Stanotte ho fatto un sogno.
Ho sognato di essere a Disneyland. Sì sì, lo so che l'ho già detto.
Ho sognato di essere a Disneyland con un Uomo. No no, non il RAGazzo trasformato in Uomo.
Intendo un Uomo a caso. Cioè, non proprio a caso. Io so chi è. Ma non ve lo dico. Chiamiamolo Mr. W, una via di mezzo tra quello che è venuto in mente a me e quello che è venuto in mente a FS.
Comunque, io e Mr. W alloggiavamo al Disneyland Hotel, molto expensive (ma come rende bene l'inglese in questi casi), ma per me che ho il passaporto nemmeno tanto. La camera era ovviamente una favola. Negli accappatoi avrei potuto vivere. Dal tavolo della colazione non mi sarei mai alzata. Camminavamo mano nella mano lungo le galeries.
Abbiamo fatto shopping in Main Street e non solo, e visto che era un sogno sono riuscita a comprare la giacca che ho visto a novembre scontata del 50%,
Sono riuscita a salire su Dumbo the Flying Elephant senza vomitare.
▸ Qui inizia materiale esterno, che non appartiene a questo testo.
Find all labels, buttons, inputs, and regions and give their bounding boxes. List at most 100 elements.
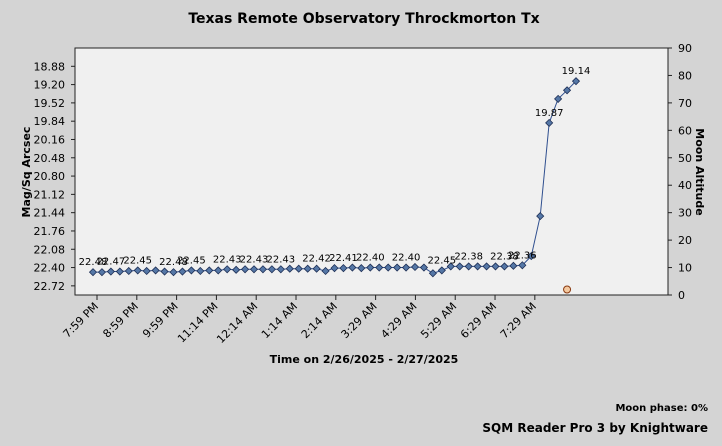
- y-axis-ticks: 18.88 19.20 19.52 19.84 20.16 20.48 20.80 21.12…: [34, 60, 75, 293]
- data-point: [88, 268, 98, 277]
- x-tick-label: 8:59 PM: [100, 300, 141, 341]
- data-label: 22.45: [123, 255, 152, 266]
- y-tick-label: 20.48: [34, 152, 66, 165]
- data-point: [115, 267, 124, 276]
- data-point: [106, 267, 115, 276]
- data-point: [178, 267, 187, 276]
- data-point: [375, 263, 384, 272]
- data-label: 22.38: [490, 251, 519, 262]
- data-point: [169, 268, 178, 277]
- x-axis-title: Time on 2/26/2025 - 2/27/2025: [270, 353, 459, 366]
- x-tick-label: 2:14 AM: [299, 300, 340, 341]
- x-tick-label: 12:14 AM: [214, 300, 260, 346]
- data-point: [133, 266, 142, 275]
- data-label: 22.43: [240, 254, 269, 265]
- data-point: [142, 266, 151, 276]
- data-point: [527, 252, 536, 261]
- y-tick-label: 21.44: [34, 207, 66, 220]
- y2-tick-label: 90: [678, 42, 692, 55]
- data-label: 22.41: [329, 253, 358, 264]
- data-point: [97, 268, 107, 277]
- y-tick-label: 19.52: [34, 97, 66, 110]
- data-point: [214, 266, 223, 275]
- y2-tick-label: 30: [678, 207, 692, 220]
- data-point: [276, 265, 285, 274]
- data-label: 22.38: [454, 251, 483, 262]
- y-tick-label: 19.84: [34, 115, 66, 128]
- y2-tick-label: 0: [678, 289, 685, 302]
- y-tick-label: 21.12: [34, 188, 66, 201]
- data-point: [267, 265, 276, 274]
- data-point: [509, 261, 518, 270]
- data-point: [312, 264, 321, 273]
- x-tick-label: 6:29 AM: [458, 300, 499, 341]
- data-label: 22.43: [267, 254, 296, 265]
- x-tick-label: 9:59 PM: [140, 300, 181, 341]
- data-point: [151, 266, 160, 275]
- data-point: [482, 262, 491, 271]
- data-point: [348, 263, 357, 272]
- data-point: [401, 263, 411, 272]
- credit-text: SQM Reader Pro 3 by Knightware: [482, 421, 708, 435]
- sqm-series: [88, 77, 581, 278]
- data-point: [339, 264, 348, 273]
- chart-title: Texas Remote Observatory Throckmorton Tx: [188, 11, 539, 27]
- y-tick-label: 21.76: [34, 225, 66, 238]
- data-point: [437, 266, 446, 275]
- data-point: [500, 262, 509, 271]
- data-point: [366, 263, 375, 272]
- data-label: 22.47: [97, 257, 126, 268]
- data-point: [124, 266, 133, 276]
- data-label: 19.14: [562, 66, 591, 77]
- data-point: [428, 269, 437, 278]
- y-tick-label: 20.80: [34, 170, 66, 183]
- y2-tick-label: 70: [678, 97, 692, 110]
- y2-axis-ticks: 90 80 70 60 50 40 30 20 10 0: [668, 42, 692, 302]
- x-tick-label: 3:29 AM: [339, 300, 380, 341]
- y-tick-label: 22.40: [34, 262, 66, 275]
- moon-phase-text: Moon phase: 0%: [615, 403, 708, 414]
- data-label: 22.42: [302, 254, 331, 265]
- moon-altitude-point: [563, 285, 572, 294]
- data-point: [446, 262, 455, 271]
- data-point: [562, 86, 572, 95]
- y2-tick-label: 20: [678, 234, 692, 247]
- data-label: 22.40: [392, 253, 421, 264]
- x-tick-label: 5:29 AM: [418, 300, 459, 341]
- y2-tick-label: 50: [678, 152, 692, 165]
- data-point: [491, 262, 500, 271]
- data-point: [303, 264, 312, 273]
- data-label: 22.45: [428, 255, 457, 266]
- y-tick-label: 20.16: [34, 133, 66, 146]
- data-label: 22.48: [159, 257, 188, 268]
- y2-tick-label: 40: [678, 179, 692, 192]
- data-point: [321, 266, 330, 276]
- data-point: [357, 264, 366, 273]
- x-tick-label: 1:14 AM: [259, 300, 300, 341]
- data-point: [285, 264, 294, 273]
- data-label: 19.87: [535, 108, 564, 119]
- moon-altitude-series: [563, 285, 572, 294]
- data-point: [196, 266, 205, 276]
- data-point: [473, 262, 482, 271]
- data-point: [393, 263, 402, 272]
- data-point: [258, 265, 268, 274]
- y-tick-label: 18.88: [34, 60, 66, 73]
- data-point: [419, 263, 429, 272]
- y2-tick-label: 10: [678, 262, 692, 275]
- data-label: 22.36: [508, 250, 537, 261]
- data-point: [554, 94, 563, 103]
- data-point: [249, 265, 259, 274]
- data-point: [536, 212, 545, 221]
- y-tick-label: 22.08: [34, 243, 66, 256]
- data-point: [518, 261, 527, 270]
- data-point: [384, 263, 393, 272]
- data-point: [455, 262, 464, 271]
- y2-tick-label: 80: [678, 69, 692, 82]
- data-label: 22.48: [79, 257, 108, 268]
- data-point: [223, 265, 232, 274]
- data-label: 22.45: [177, 255, 206, 266]
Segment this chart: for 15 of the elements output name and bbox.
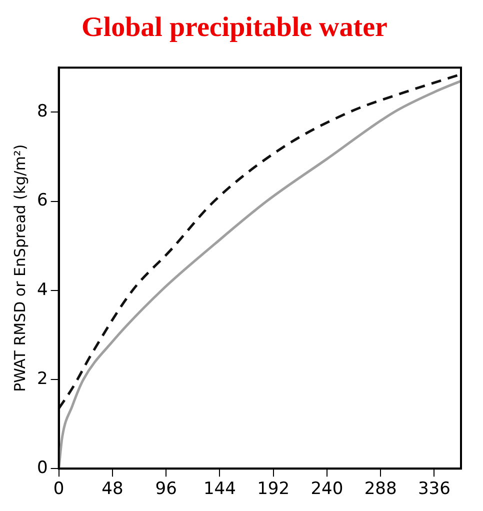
y-tick-label: 8 [36,102,48,122]
chart-title: Global precipitable water [82,12,388,44]
y-tick-label: 0 [36,458,48,478]
y-tick-label: 4 [36,280,48,300]
x-tick-label: 0 [53,479,64,500]
x-tick-label: 336 [418,479,450,500]
y-axis-title: PWAT RMSD or EnSpread (kg/m²) [10,144,29,392]
x-tick-label: 144 [203,479,236,500]
x-tick-label: 192 [257,479,290,500]
y-tick-label: 6 [36,190,48,211]
x-tick-label: 240 [310,479,344,500]
x-tick-label: 288 [364,479,397,500]
y-tick-label: 2 [36,368,48,389]
x-tick-label: 48 [102,479,124,500]
x-tick-label: 96 [155,479,177,500]
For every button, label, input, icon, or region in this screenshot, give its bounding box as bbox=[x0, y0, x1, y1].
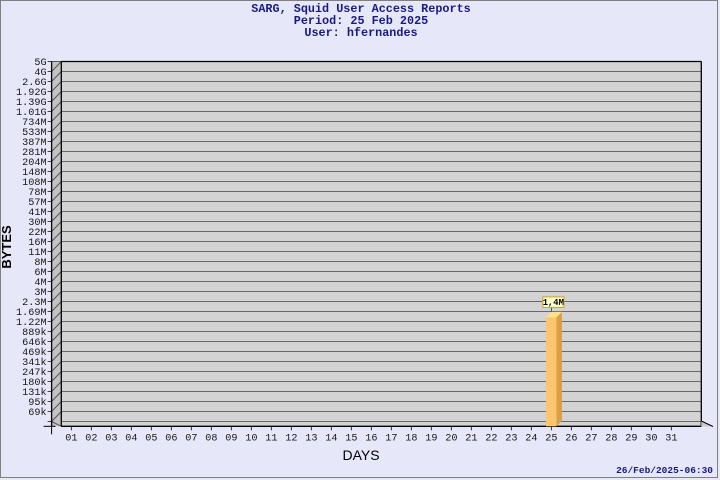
svg-text:06: 06 bbox=[165, 433, 177, 444]
svg-text:18: 18 bbox=[405, 433, 417, 444]
svg-text:1,4M: 1,4M bbox=[543, 298, 564, 308]
svg-text:31: 31 bbox=[665, 433, 677, 444]
svg-text:13: 13 bbox=[305, 433, 317, 444]
svg-text:16: 16 bbox=[365, 433, 377, 444]
svg-text:25: 25 bbox=[545, 433, 557, 444]
svg-text:69k: 69k bbox=[28, 407, 46, 419]
svg-text:14: 14 bbox=[325, 433, 337, 444]
svg-text:15: 15 bbox=[345, 433, 357, 444]
svg-text:02: 02 bbox=[85, 433, 97, 444]
svg-text:DAYS: DAYS bbox=[342, 447, 379, 463]
svg-text:09: 09 bbox=[225, 433, 237, 444]
svg-text:12: 12 bbox=[285, 433, 297, 444]
svg-text:03: 03 bbox=[105, 433, 117, 444]
svg-text:21: 21 bbox=[465, 433, 477, 444]
svg-text:08: 08 bbox=[205, 433, 217, 444]
svg-text:BYTES: BYTES bbox=[1, 225, 14, 269]
svg-text:11: 11 bbox=[265, 433, 277, 444]
svg-text:24: 24 bbox=[525, 433, 537, 444]
svg-text:01: 01 bbox=[65, 433, 77, 444]
svg-text:04: 04 bbox=[125, 433, 137, 444]
svg-text:20: 20 bbox=[445, 433, 457, 444]
svg-text:29: 29 bbox=[625, 433, 637, 444]
svg-text:27: 27 bbox=[585, 433, 597, 444]
svg-text:05: 05 bbox=[145, 433, 157, 444]
svg-text:22: 22 bbox=[485, 433, 497, 444]
svg-text:28: 28 bbox=[605, 433, 617, 444]
svg-text:19: 19 bbox=[425, 433, 437, 444]
svg-text:26: 26 bbox=[565, 433, 577, 444]
svg-text:10: 10 bbox=[245, 433, 257, 444]
svg-text:07: 07 bbox=[185, 433, 197, 444]
svg-text:30: 30 bbox=[645, 433, 657, 444]
svg-text:17: 17 bbox=[385, 433, 397, 444]
svg-text:23: 23 bbox=[505, 433, 517, 444]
Tutto merito di Mr. W. Penso.
Ho fatto pure Indiana Jones and the Temple of Peril, giro della morte compreso, senza rimetterci l'atlante. No, non il libro. La vertebra. Sempre merito di Mr. W, anche se non capisco come.
Abbiamo fatto pranzo all'Auberge de Cendrillon. Abbiamo fatto cena al Rainforest Café.
Siamo tornati in albergo, e vi lascio fuori dalla porta.
La mattina dopo il tavolo della colazione era allettante come sempre.
Peter Pan, it's a small world, il Labirinto di Alice, il treno, Phantom Manor. Un giro in barca.
Una sera a Parigi.
Sempre mano nella mano.
Sempre sorridenti. Che non vuol dire sempre felici, ma perchè sindacare.
Le giornate passavano una meraviglia. Le nottate... anche.
Siamo tornati in Italia. Mi sono svegliata.
Era un sogno, quindi il mondo reale non gli competeva.
Ora, la mia domanda è: non sono legalmente responsabile della mia attività onirica, vero?